In June 2010, the European Parliament called on the Commission to take explicit measures against discrimination on grounds of gender identity. A parliamentary event was also held in September, highlighting the need for EU action for transgender people’s rights; and Members of the European Parliament later met with Commission officials, seeking reassurance that transgender issues would be being looked into.
In its new Strategy for equality between women and men, the European Commission pledges to promote less rigid gender roles; look into sex discrimination based on gender identity; and assess whether Member States adequately protect citizens on grounds of gender identity when accessing goods and services.
Ulrike Lunacek MEP (AT/Greens), Co-president of the LGBT Intergroup, commented: “This is a positive sign that the European Commission has started listening to both Parliament and civil society. I am optimistic that this strategy will ultimately have a positive effect on the lives of many transgender people.”
Member of the LGBT Intergroup Marije Cornelissen MEP (NL/Greens) also welcomed the document: “The Commission responded to demands by Parliament to work on gender identity as a ground of discrimination. I hope the Commission will not only monitor the situation carefully, but also that it will be firm with Member States violating European equal treatment legislation.”

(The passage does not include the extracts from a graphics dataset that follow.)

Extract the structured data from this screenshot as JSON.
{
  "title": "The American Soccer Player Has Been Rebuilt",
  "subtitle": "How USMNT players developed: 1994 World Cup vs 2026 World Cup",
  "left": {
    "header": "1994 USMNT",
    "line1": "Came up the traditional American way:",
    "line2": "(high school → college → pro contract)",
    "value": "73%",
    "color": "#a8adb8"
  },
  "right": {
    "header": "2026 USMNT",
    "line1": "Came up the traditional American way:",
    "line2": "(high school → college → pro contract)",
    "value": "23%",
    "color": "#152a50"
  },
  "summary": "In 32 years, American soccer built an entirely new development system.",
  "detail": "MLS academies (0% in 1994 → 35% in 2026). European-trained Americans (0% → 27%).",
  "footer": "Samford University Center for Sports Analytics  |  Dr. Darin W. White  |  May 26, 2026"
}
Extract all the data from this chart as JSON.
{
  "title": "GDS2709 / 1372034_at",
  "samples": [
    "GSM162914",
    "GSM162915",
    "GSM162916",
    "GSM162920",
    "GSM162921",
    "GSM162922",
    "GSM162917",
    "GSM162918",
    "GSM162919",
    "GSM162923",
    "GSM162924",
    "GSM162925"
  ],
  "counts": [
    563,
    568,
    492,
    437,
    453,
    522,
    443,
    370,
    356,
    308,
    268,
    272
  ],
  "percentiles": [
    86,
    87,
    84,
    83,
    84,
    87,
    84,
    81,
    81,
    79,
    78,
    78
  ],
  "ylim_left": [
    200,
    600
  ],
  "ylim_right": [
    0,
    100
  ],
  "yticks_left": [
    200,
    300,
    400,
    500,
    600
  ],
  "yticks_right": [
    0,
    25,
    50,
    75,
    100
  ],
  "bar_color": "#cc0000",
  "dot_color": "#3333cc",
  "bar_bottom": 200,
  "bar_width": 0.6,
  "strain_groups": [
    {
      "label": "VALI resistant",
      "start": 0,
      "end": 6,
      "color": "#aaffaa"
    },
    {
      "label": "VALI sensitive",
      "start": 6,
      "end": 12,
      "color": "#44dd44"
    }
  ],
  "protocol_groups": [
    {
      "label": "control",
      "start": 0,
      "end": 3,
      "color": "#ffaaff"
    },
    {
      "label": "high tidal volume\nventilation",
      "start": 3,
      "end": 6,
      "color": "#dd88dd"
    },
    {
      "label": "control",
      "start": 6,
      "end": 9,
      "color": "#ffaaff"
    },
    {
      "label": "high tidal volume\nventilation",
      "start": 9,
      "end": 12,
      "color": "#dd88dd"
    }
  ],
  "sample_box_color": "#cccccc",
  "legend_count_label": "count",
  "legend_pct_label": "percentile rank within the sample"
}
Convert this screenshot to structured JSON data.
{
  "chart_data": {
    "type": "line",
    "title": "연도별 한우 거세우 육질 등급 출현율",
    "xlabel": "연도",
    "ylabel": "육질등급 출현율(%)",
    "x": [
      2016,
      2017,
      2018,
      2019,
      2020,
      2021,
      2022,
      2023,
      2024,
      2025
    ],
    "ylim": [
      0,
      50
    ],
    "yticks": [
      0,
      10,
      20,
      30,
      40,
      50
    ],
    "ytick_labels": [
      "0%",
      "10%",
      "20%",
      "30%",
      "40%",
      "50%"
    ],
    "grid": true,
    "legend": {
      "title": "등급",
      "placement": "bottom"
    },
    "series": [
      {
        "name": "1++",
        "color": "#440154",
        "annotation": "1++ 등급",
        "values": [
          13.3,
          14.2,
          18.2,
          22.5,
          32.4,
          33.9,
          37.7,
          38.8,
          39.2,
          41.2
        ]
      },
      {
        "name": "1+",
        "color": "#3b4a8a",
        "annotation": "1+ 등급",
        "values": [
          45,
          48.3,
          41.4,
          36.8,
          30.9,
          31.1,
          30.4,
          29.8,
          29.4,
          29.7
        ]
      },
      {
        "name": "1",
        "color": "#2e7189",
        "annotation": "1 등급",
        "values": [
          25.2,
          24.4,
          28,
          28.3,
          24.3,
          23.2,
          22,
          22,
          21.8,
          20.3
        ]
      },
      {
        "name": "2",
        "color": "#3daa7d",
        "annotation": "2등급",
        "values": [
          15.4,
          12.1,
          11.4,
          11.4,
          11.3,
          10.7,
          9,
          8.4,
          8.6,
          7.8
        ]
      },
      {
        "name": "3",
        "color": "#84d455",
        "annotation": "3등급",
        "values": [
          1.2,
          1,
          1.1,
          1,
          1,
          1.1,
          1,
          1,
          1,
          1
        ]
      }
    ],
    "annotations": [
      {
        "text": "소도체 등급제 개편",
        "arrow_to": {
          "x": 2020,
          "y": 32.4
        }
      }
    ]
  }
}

Eva-Britt Svensson MEP (SE/GUE), Chair of the Women’s Rights and Gender Equality Committee and Member of the LGBT Intergroup, further added: “I cordially welcome the Commission’s strategy, and I look forward to closely cooperating throughout 2010-2015 to achieve our common goals. I’m convinced that gender equality should not only be considered as a goal but as the golden key which opens all closed doors and invites us to an inclusive society for all—regardless of race, age, gender, sexual orientation, gender identity, ethnicity or economic background. All these factors are still grounds of discrimination, and surely we need stronger and more comprehensive EU legislation in this field.”